Então eu resolvi pesquisar e achei a mensagem do ex-Presidente ao Congresso Nacional no site do Instituto João Goulart, e fiquei muito surpreso ao constatar que praticamente todas as reformas foram postas em prática, muitas delas durante o próprio Regime Militar. Vamos recapitulá-las:
(i) Reforma universitária: a reforma universitária feita pelos militares através da Lei nº 5540/68 concedeu ampla autonomia para as universidades brasileiras, a ponto de se tornarem, hoje, o principal foco de pensamento de esquerda no Brasil. Coincidência ou não, é justamente o governo petista que mais tem intercedido na universidades brasileiras, principalmente através das regras do CAPES;
(ii) Reforma na divisão de funções administrativas: uma das principais queixas do então Presidente Goulart era o engessamento do Poder Executivo, e nas reformas de base ele propõe o aumento da função legislativa do Executivo com uma abertura e relativização do instituto da Delegação Legislativa. Os militares foram muito além ao restabelecerem o Decreto-Lei, e a nossa “democracia” hoje vê um poder extremo do Executivo sobre o Legislativo, especialmente através das figuras dos mensalões (ou simples indicação de cargos) e Medidas Provisórias;
(iii) Reforma bancária: João Goulart propôs a criação de um Banco Central para controlar a economia e o sistema bancário. Os militares criaram o Banco Central através da Lei nº 4.595/64, ainda no primeiro ano da Revolução/Golpe de 64. O sistema bancário brasileiro foi marcado até metade da década de 90 como um dos mais não-confiáveis e inflacionário, com essa fama voltando recentemente;
(iv) Reforma das telecomunicações: João Goulart pretendeu centralizar todas as decisões relativas a telecomunicações no Brasil em um plano nacional gerido por um órgão federal. Os militares criaram o sistema Telebras exatamente como Jango queria, através da Lei nº 5.792/72. Após as reformas do PSDB, o controle do sistema é feito hoje pela ANATEL;
(v) Crime de sonegação fiscal: uma das reformas pretendidas era a tipificação do crime de sonegação fiscal, o que ocorreu com a edição da Lei no 4.729/65, já no segundo ano do novo Regime;
(vi) Monopólio da importação do petróleo: foi alcançada com a promulgação da Constituição do Regime Militar de 1967;
(vii) Reforma política: o partido de Jango queria uma reforma política que abarcasse o direito de voto aos analfabetos, conseguido com a promulgação da Carta de 1988;
(viii) Reformas administrativas e de diversos códigos: são poucas as Codificações pré-64 que ainda permanecem em vigor no Brasil, e os que ainda persistem possuem mudanças dramáticas (Código Penal e de Processo Penal, por exemplo) ou estão praticamente esvaziados (Código Comercial). O único grande código que ainda persiste atrasado no tempo no Brasil é justamente a CLT (Consolidação das Leis Trabalhistas), justamente a mais querida do movimento político de esquerda;
(ix) Reforma agrária: a Constituição de 1988 praticamente enterrou o conceito de direito de propriedade com a sua relativização através da sua função social, que era justamente a principal proposta de João Goulart, havendo uma escalada de conflitos no campo desde então. A reforma agrária hoje é uma indústria controlada pelo governo e por grupos de pressão ligados aos “sem-terra” (mas com cargos políticos) com baixíssima produção agropecuária.

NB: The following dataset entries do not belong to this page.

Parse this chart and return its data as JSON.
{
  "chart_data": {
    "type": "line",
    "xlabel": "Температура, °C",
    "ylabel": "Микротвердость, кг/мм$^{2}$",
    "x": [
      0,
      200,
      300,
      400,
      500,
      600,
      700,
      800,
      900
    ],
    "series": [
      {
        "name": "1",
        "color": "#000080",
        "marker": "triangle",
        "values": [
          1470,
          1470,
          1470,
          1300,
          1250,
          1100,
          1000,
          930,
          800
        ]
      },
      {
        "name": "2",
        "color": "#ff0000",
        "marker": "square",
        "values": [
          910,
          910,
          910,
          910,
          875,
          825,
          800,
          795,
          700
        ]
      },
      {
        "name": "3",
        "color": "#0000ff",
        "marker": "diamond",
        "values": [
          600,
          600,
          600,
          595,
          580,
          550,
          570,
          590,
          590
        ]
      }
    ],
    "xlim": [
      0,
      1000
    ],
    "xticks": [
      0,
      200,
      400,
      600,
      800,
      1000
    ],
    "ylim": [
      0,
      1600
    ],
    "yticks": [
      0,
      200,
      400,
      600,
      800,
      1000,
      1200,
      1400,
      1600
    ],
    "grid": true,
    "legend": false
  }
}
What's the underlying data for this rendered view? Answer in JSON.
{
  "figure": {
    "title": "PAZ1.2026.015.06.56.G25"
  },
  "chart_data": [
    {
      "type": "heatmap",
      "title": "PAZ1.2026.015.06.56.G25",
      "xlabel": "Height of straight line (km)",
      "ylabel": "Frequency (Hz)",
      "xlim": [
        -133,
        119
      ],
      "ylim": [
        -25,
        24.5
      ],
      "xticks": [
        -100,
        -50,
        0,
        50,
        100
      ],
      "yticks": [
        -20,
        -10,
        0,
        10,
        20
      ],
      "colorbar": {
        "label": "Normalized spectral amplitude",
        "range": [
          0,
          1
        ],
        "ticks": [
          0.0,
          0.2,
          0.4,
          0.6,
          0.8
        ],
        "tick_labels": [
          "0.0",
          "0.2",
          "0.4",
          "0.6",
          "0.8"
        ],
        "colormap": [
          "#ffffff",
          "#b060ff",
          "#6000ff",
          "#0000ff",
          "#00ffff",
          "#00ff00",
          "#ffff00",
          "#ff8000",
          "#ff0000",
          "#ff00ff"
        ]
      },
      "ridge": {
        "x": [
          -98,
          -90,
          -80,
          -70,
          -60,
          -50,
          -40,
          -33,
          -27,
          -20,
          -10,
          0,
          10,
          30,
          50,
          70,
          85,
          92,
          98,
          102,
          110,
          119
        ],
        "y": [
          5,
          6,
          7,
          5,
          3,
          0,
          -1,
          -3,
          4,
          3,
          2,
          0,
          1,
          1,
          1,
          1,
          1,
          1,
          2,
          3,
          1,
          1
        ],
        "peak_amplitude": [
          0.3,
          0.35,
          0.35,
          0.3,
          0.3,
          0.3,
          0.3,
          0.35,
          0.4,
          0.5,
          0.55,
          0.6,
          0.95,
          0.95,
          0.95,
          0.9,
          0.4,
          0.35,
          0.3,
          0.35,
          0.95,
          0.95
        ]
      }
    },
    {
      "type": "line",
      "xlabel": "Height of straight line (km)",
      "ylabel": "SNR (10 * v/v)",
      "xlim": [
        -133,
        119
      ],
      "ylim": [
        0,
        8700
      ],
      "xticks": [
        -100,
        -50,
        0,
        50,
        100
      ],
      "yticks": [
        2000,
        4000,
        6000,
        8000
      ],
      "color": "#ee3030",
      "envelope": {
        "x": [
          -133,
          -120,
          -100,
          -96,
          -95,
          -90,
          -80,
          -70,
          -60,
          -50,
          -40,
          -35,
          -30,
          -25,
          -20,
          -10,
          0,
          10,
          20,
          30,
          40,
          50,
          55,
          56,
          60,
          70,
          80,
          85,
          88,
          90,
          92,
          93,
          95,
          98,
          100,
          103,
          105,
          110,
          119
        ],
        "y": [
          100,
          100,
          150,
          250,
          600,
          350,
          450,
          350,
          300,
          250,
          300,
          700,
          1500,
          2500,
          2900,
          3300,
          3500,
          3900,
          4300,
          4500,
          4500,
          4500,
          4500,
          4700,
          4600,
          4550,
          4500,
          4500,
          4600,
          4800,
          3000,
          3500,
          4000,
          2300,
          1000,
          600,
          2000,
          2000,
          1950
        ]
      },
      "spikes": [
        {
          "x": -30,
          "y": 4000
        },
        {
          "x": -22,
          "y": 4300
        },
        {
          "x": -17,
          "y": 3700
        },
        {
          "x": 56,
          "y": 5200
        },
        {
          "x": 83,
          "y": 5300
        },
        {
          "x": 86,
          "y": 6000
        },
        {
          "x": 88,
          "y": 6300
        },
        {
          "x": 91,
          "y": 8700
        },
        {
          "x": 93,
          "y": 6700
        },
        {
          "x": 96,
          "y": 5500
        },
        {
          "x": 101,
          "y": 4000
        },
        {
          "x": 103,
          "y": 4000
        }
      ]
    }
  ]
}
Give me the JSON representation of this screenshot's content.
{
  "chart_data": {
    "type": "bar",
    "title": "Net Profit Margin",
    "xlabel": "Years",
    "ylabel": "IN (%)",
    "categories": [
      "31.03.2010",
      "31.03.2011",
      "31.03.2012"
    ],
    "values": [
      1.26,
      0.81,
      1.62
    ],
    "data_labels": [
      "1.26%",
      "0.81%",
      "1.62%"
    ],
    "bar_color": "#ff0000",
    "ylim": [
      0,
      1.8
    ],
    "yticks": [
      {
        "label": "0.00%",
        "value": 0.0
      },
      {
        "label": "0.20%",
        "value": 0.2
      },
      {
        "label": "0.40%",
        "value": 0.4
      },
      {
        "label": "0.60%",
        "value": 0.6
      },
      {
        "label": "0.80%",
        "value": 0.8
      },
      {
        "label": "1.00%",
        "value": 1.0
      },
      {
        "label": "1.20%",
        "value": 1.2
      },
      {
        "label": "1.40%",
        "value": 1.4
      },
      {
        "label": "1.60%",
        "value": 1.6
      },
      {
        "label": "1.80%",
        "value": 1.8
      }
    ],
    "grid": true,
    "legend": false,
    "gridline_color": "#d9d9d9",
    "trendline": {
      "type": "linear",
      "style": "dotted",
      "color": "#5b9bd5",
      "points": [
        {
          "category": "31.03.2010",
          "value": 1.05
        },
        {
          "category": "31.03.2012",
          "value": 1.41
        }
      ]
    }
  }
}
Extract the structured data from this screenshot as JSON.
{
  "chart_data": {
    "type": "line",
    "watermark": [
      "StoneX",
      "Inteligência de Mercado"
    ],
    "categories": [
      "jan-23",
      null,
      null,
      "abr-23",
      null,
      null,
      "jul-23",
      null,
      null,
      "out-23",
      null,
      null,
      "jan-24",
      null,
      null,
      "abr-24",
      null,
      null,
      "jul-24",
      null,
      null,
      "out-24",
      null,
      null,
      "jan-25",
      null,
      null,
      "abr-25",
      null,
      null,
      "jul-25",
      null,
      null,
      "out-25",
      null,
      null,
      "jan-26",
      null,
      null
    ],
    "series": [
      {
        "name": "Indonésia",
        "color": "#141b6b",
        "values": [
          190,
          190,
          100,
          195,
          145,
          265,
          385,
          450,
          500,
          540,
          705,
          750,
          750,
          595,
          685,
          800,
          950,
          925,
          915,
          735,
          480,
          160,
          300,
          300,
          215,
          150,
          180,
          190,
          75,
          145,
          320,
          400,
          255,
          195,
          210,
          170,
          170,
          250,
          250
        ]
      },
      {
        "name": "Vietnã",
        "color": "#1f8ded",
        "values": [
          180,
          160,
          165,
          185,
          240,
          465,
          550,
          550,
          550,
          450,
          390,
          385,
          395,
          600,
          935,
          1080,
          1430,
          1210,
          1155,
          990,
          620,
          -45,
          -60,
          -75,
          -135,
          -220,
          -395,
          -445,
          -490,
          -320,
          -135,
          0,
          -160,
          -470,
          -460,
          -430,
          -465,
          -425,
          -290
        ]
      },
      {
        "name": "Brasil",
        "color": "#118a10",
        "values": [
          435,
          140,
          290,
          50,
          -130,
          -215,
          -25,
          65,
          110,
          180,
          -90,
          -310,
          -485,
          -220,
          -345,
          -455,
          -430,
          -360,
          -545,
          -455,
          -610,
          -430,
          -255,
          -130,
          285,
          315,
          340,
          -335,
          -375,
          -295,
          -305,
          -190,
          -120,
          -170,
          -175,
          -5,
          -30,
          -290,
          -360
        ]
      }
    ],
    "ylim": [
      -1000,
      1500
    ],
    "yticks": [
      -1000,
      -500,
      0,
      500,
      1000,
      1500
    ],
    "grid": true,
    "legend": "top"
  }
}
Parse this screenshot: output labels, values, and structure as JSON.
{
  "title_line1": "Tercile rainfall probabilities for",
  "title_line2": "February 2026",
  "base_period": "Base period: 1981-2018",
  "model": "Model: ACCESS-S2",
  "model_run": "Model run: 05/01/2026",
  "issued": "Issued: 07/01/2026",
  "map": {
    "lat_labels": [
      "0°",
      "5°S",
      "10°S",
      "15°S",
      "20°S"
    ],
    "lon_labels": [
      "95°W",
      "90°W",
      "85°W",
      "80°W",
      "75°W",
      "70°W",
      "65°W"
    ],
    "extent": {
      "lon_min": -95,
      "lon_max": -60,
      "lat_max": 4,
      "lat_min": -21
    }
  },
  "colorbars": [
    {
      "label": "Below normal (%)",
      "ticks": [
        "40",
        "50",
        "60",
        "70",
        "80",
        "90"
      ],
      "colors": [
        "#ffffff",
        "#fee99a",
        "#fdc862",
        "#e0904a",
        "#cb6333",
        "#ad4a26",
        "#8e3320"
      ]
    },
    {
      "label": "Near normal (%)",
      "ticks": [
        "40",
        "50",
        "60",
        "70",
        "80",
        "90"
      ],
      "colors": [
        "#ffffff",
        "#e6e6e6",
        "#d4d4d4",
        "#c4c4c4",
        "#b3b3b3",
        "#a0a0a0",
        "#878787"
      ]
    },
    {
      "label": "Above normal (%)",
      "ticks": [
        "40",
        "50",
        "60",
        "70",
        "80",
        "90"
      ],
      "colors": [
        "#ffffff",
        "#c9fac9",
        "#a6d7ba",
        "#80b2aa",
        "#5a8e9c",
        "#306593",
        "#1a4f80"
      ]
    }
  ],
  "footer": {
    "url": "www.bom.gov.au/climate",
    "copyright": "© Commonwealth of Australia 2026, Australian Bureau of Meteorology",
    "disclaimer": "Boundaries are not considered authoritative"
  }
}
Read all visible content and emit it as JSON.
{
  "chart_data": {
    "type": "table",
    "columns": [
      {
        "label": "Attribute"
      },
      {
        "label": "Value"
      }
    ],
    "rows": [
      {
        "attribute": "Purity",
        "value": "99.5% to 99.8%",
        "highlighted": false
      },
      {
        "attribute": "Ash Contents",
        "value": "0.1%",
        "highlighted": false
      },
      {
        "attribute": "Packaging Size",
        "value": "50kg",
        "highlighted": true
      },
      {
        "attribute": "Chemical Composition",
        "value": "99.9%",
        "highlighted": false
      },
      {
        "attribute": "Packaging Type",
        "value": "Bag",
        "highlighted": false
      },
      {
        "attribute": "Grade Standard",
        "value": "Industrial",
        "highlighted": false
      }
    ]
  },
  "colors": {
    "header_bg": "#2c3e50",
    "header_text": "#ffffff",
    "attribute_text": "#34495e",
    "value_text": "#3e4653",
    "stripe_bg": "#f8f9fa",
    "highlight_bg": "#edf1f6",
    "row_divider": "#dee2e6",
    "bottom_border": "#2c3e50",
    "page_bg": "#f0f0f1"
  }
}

Resta evidente que as Reformas de João Goulart ainda pautam a política brasileira, mas não para o bem. A implementação dessas agendas atrasou e atrasa até hoje o desenvolvimento econômico e social do país, pois é pautada na ideia de que o Estado deve ser o dirigente da economia e da moral da nação, quando são os indivíduos e a sociedade civil organizada e espontânea que devem ser o baluarte do progresso nacional. O resultado é um Estado inchado, aparelhado por políticos e grupos de interesse, burocrático e sem liberdade econômica.
E o mais interessante é ver que grupos tanto de esquerda quanto de direita que estiveram no poder continuaram defendendo e implementando essa agenda sem maiores debates ou considerações. Meu palpite sobre esse fenômeno é que o debate político brasileiro simplesmente não existe e que essas ideias são, até hoje, hegemônicas, refletindo a vontade da sociedade política brasileira. É justamente para mostrar outro caminho que precisamos urgentemente reintroduzir com força no debate político nacional as ideias liberais. A vitória de Jango é a derrota do cidadão brasileiro.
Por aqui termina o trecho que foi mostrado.